Кольм стоял поодаль, переминаясь с ноги на ногу. Экзалторы отошли, чтобы посоветоваться, и Ланн подозвал его пальцем. Ульцескор уселся посреди дороги, но вряд ли представлял для кого-то препятствие, так как жители поселка попрятались по домам. Здесь не было нашествия рефиайтов: они выбрали богатых и знатных. Намеренно или случайно, уже не спросишь.
— Что собираешься делать?
— В каком смысле? — растерялся Кольм.
— В общем. Куда пойдешь? Чем займешься?
После всего, что случилось, Ланн хотел для него что-то сделать. Может, у пажа была семья или место, куда можно вернуться, как знать? Может, у Кольма было что-то, чего не было у него самого. Ульцескор тяжело вздохнул. Паж по-прежнему хранил молчание, лишь бегал глазами по поселку, будто старался найти ответ меж трактирных вывесок и узких переулков, забитых мусором.
— Хорошо, давай по-другому. У тебя есть какая-то мечта? Кем ты хотел бы стать?
Динь внезапно обхватил ручонками голову Ланна, нечаянно сорвав засохшую корку на виске. Он разволновался и не понимал, о чем идет речь и должен ли он принять участие в беседе. Ульцескор сердито зашипел, однако не оттолкнул малыша, только осторожно убрал его руку от раны.
— А куда пойдете вы?
Кольм был предельно серьезен. Динь, посмотрев на него, тоже сделал сосредоточенное лицо. Ульцескор переводил взгляд с одного на другого, потом, не выдержав, рассмеялся.
— Я и сам не знаю.
Ланн с горем пополам поднялся на ноги.
— Нам всем нужно поесть и поспать. И, — он критически оглядел себя и втянул носом воздух, — помыться. Не надо спешить. Все как-нибудь образуется.
Ульцескор решительно заковылял вниз по улице, Динь семенил рядом, держа его за большой палец правой руки. Хорошо, что они оба мальчики, думал Ланн. В крайнем случае…
Его окликнул Кольм:
— Милорд!
Паж остался на месте, как будто крепко о чем-то задумался и не увидел, что ульцескор ушел. Экзалторы оглянулись и посмотрели на мальчика, их лица вытянулись от удивления. Кольм немедленно залился румянцем и подбежал к Ланну, который тоже выглядел озадаченным.
— Не надо меня так называть, — пробормотал ульцескор.
— Я знаю, кем я хочу стать, — сообщил паж.

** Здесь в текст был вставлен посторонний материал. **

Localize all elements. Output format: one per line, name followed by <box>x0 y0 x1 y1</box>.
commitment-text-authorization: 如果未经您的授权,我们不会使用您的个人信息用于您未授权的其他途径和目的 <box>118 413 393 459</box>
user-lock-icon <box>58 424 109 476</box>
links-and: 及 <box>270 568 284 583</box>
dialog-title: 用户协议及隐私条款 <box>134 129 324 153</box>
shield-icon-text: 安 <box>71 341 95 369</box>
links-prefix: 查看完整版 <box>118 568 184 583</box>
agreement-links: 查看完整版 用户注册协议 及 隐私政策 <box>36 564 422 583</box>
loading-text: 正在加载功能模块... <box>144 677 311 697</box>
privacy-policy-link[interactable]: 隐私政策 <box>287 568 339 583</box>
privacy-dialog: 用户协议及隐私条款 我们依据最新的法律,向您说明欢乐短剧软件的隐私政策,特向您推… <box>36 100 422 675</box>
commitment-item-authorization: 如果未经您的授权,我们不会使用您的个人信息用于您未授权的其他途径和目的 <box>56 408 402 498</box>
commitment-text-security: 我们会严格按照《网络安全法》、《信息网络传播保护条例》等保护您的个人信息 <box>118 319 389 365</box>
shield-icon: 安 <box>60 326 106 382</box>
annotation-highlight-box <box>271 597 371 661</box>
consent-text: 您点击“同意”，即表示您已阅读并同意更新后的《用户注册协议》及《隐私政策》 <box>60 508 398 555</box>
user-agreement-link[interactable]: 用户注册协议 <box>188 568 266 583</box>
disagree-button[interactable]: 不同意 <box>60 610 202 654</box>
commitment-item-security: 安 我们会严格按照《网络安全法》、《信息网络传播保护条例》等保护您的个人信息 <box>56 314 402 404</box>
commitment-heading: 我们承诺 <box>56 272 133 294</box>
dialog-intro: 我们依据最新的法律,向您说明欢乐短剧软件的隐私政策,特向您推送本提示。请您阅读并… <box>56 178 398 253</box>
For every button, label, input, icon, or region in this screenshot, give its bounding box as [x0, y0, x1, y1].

В его голосе звенела гордость. — Я решил.
— Вот и чудно.
— Нет, — рассердился Кольм, — вам нужно знать.
— Хорошо. — Ланн приосанился, хотя это стоило ему немалых усилий. — Я слушаю.
Паж потоптался на месте, затем резко вскинул голову и выпалил, все еще красный от смущения:
— Я хочу быть как вы.
(Летиция)
Кто-то держал ее за ворот платья, душил ее. Летиция очнулась в наклонном положении, ощутила под каблуками пустоту и поняла, что ее пытаются сбросить с обрыва. Ее безвольно висящие руки, наполнившись жизненной силой, мигом взлетели вверх и вцепились в нападавшего. Она царапалась, как дикая кошка, и пыталась изловчиться, чтобы укусить его за палец. Когда ей это удалось, противник даже не дернулся, точно его тело было неподвластно боли. Это основательно ее напугало — отсутствие реакции. Он был тверд и нерушим, словно каменный идол, лицо под капюшоном было неразличимым, только два красных глаза мерцали среди теней.

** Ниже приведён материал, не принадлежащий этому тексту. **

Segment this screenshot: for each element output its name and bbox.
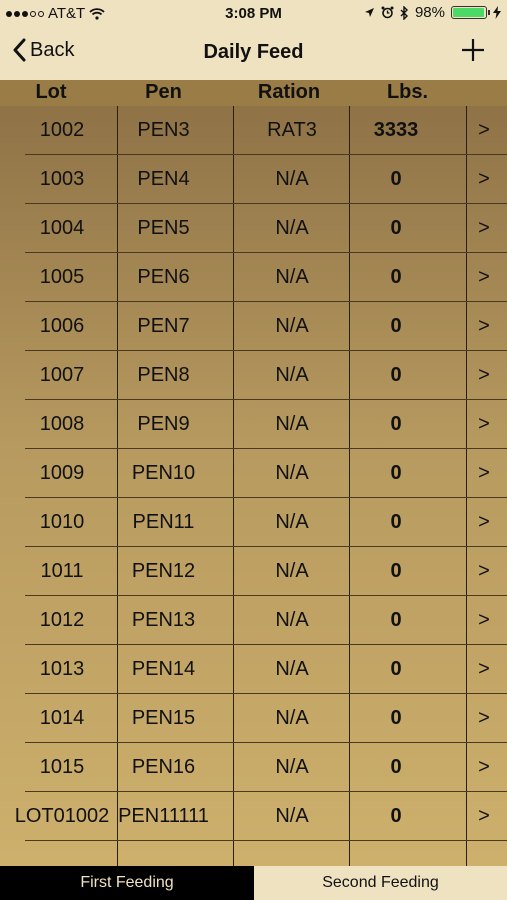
feed-table: 1002 PEN3 RAT3 3333 >1003 PEN4 N/A 0 >1004 PEN5 N/…	[0, 106, 507, 866]
battery-icon	[451, 6, 490, 19]
ration-cell: N/A	[275, 658, 309, 680]
charging-bolt-icon	[493, 6, 501, 19]
lbs-cell: 0	[390, 707, 402, 729]
chevron-right-icon: >	[478, 266, 490, 288]
ration-cell: N/A	[275, 462, 309, 484]
table-row[interactable]: 1005 PEN6 N/A 0 >	[0, 253, 507, 302]
nav-bar: Back Daily Feed	[0, 28, 507, 80]
pen-cell: PEN3	[137, 119, 190, 141]
lbs-cell: 0	[390, 609, 402, 631]
pen-cell: PEN9	[137, 413, 190, 435]
ration-cell: N/A	[275, 168, 309, 190]
pen-cell: PEN15	[131, 707, 196, 729]
table-row[interactable]: 1002 PEN3 RAT3 3333 >	[0, 106, 507, 155]
chevron-right-icon: >	[478, 609, 490, 631]
add-button[interactable]	[461, 38, 485, 67]
ration-cell: N/A	[275, 364, 309, 386]
lbs-cell: 3333	[373, 119, 419, 141]
pen-cell: PEN11111	[118, 805, 209, 827]
pen-cell: PEN7	[137, 315, 190, 337]
table-row[interactable]: 1004 PEN5 N/A 0 >	[0, 204, 507, 253]
ration-cell: N/A	[275, 266, 309, 288]
ration-cell: RAT3	[267, 119, 317, 141]
pen-cell: PEN14	[131, 658, 196, 680]
header-ration: Ration	[257, 81, 321, 103]
alarm-clock-icon	[381, 6, 394, 19]
lbs-cell: 0	[390, 511, 402, 533]
battery-percent: 98%	[414, 4, 445, 21]
chevron-right-icon: >	[478, 756, 490, 778]
lbs-cell: 0	[390, 413, 402, 435]
status-bar: AT&T 3:08 PM 98%	[0, 0, 507, 28]
table-row[interactable]: 1008 PEN9 N/A 0 >	[0, 400, 507, 449]
table-row[interactable]: 1013 PEN14 N/A 0 >	[0, 645, 507, 694]
chevron-right-icon: >	[478, 511, 490, 533]
chevron-right-icon: >	[478, 707, 490, 729]
table-row[interactable]: 1015 PEN16 N/A 0 >	[0, 743, 507, 792]
battery-fill	[453, 8, 485, 17]
row-separator	[25, 840, 507, 841]
table-row[interactable]: 1014 PEN15 N/A 0 >	[0, 694, 507, 743]
table-row[interactable]: 1010 PEN11 N/A 0 >	[0, 498, 507, 547]
location-arrow-icon	[364, 8, 374, 17]
page-title: Daily Feed	[203, 41, 304, 63]
pen-cell: PEN11	[132, 511, 195, 533]
chevron-right-icon: >	[478, 462, 490, 484]
lbs-cell: 0	[390, 168, 402, 190]
ration-cell: N/A	[275, 560, 309, 582]
chevron-right-icon: >	[478, 315, 490, 337]
chevron-right-icon: >	[478, 364, 490, 386]
pen-cell: PEN12	[131, 560, 196, 582]
chevron-right-icon: >	[478, 805, 490, 827]
table-row[interactable]: 1003 PEN4 N/A 0 >	[0, 155, 507, 204]
lbs-cell: 0	[390, 658, 402, 680]
table-row[interactable]: 1007 PEN8 N/A 0 >	[0, 351, 507, 400]
lbs-cell: 0	[390, 756, 402, 778]
table-row[interactable]: 1011 PEN12 N/A 0 >	[0, 547, 507, 596]
lbs-cell: 0	[390, 315, 402, 337]
lbs-cell: 0	[390, 217, 402, 239]
lbs-cell: 0	[390, 364, 402, 386]
ration-cell: N/A	[275, 707, 309, 729]
ration-cell: N/A	[275, 756, 309, 778]
ration-cell: N/A	[275, 315, 309, 337]
status-right: 98%	[364, 4, 501, 21]
pen-cell: PEN10	[131, 462, 196, 484]
lbs-cell: 0	[390, 266, 402, 288]
pen-cell: PEN13	[131, 609, 196, 631]
pen-cell: PEN16	[131, 756, 196, 778]
table-row[interactable]: 1012 PEN13 N/A 0 >	[0, 596, 507, 645]
header-lot: Lot	[35, 81, 67, 103]
table-row[interactable]: LOT01002 PEN11111 N/A 0 >	[0, 792, 507, 841]
tab-second-feeding[interactable]: Second Feeding	[254, 866, 507, 900]
lbs-cell: 0	[390, 805, 402, 827]
header-pen: Pen	[145, 81, 182, 103]
ration-cell: N/A	[275, 805, 309, 827]
table-row[interactable]: 1009 PEN10 N/A 0 >	[0, 449, 507, 498]
lbs-cell: 0	[390, 560, 402, 582]
pen-cell: PEN6	[137, 266, 190, 288]
ration-cell: N/A	[275, 217, 309, 239]
pen-cell: PEN5	[137, 217, 190, 239]
pen-cell: PEN8	[137, 364, 190, 386]
ration-cell: N/A	[275, 609, 309, 631]
lbs-cell: 0	[390, 462, 402, 484]
ration-cell: N/A	[275, 511, 309, 533]
tab-first-feeding[interactable]: First Feeding	[0, 866, 254, 900]
table-header: Lot Pen Ration Lbs.	[0, 80, 507, 106]
chevron-right-icon: >	[478, 168, 490, 190]
tab-bar: First Feeding Second Feeding	[0, 866, 507, 900]
chevron-right-icon: >	[478, 119, 490, 141]
pen-cell: PEN4	[137, 168, 190, 190]
table-row[interactable]: 1006 PEN7 N/A 0 >	[0, 302, 507, 351]
header-lbs: Lbs.	[386, 81, 429, 103]
ration-cell: N/A	[275, 413, 309, 435]
chevron-right-icon: >	[478, 413, 490, 435]
bluetooth-icon	[400, 5, 408, 20]
plus-icon	[462, 39, 484, 61]
chevron-right-icon: >	[478, 560, 490, 582]
chevron-right-icon: >	[478, 217, 490, 239]
chevron-right-icon: >	[478, 658, 490, 680]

— Хватит брыкаться! — зарычал он. — Ты упадешь!
— Отпусти меня!
— Успокойся! Я пытаюсь помочь!
Он схватил одну из ее рук, гладких и извивающихся, будто змеи, отклонился назад всем телом и с силой дернул. Летиция сдавленно вскрикнула и повалилась на него, сбив с ног. Они упали во что-то мягкое и влажное, пахнущее сыростью. Перевернувшись на спину, госпожа ди Рейз продолжила молотить воздух руками и ногами, когда поняла, что на нее не нападают. Капюшон сполз мужчине на плечи, но без него он выглядел ничем не лучше: заросший, косматый, настоящая пародия на человека. Он обратил к ней смуглое, резко очерченное лицо.
— Что тебе нужно? — вопросила Летиция, отползая в сторону. Она с ужасом огляделась: ее окружали волны серых облаков. — Где я, хаос тебя раздери?

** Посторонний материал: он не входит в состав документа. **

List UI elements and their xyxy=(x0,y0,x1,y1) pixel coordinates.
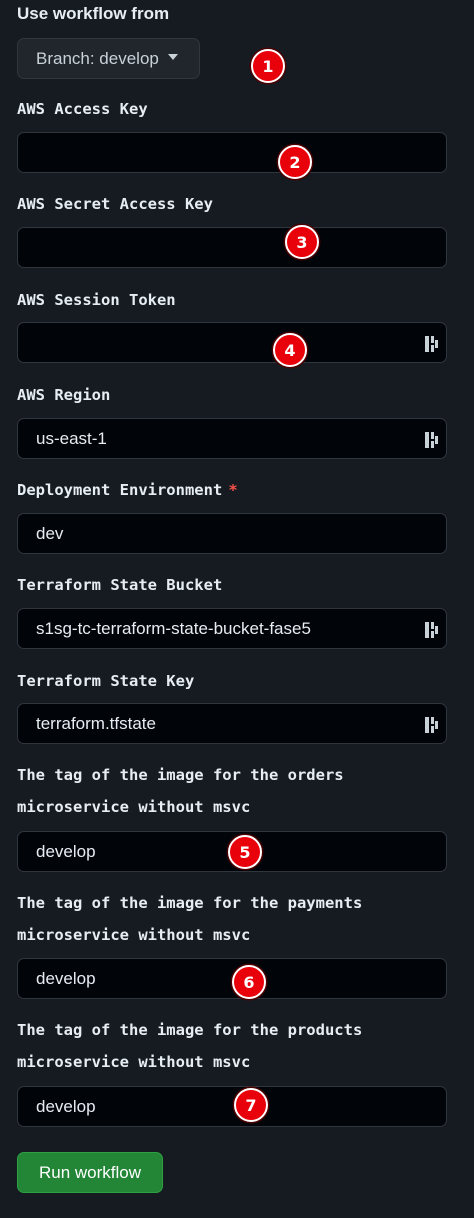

Шадрен изумленно вскинул брови. Он видел госпожу ди Рейз исключительно с расстояния и не имел чести с ней беседовать, но почему-то считал, что она чуть менее резка и чуть более учтива. Ничего не поделаешь, каждый день приносит новые сюрпризы, думал он, протягивая девушке руку, которую она, конечно же, не взяла.
— Ну, — начал Шадрен, пожевав губами, — я отодвинул кровать, за ней была дыра, мы туда залезли, а там дорога из облаков легла под ноги…
— Что ты несешь?
Тут он вспомнил о Тенях, ненасытных, жадных, и медленно обернулся. Морвена пронзала взглядом глубины Колыбели, свесив голову так, что волосы падали на лицо. До нее долетали голоса: братья и сестры взывали к ней из своих тюрем и умоляли скрасить их одиночество. Ее черные крылья распались на отдельные составляющие. У Теней не было глаз; скорее, они улавливали отголоски звуков, отраженные от стен, а еще остро чувствовали запах. Шадрен вздрогнул: их голод, целенаправленный, как стрела, прошил его тело холодом.
— Надо бежать.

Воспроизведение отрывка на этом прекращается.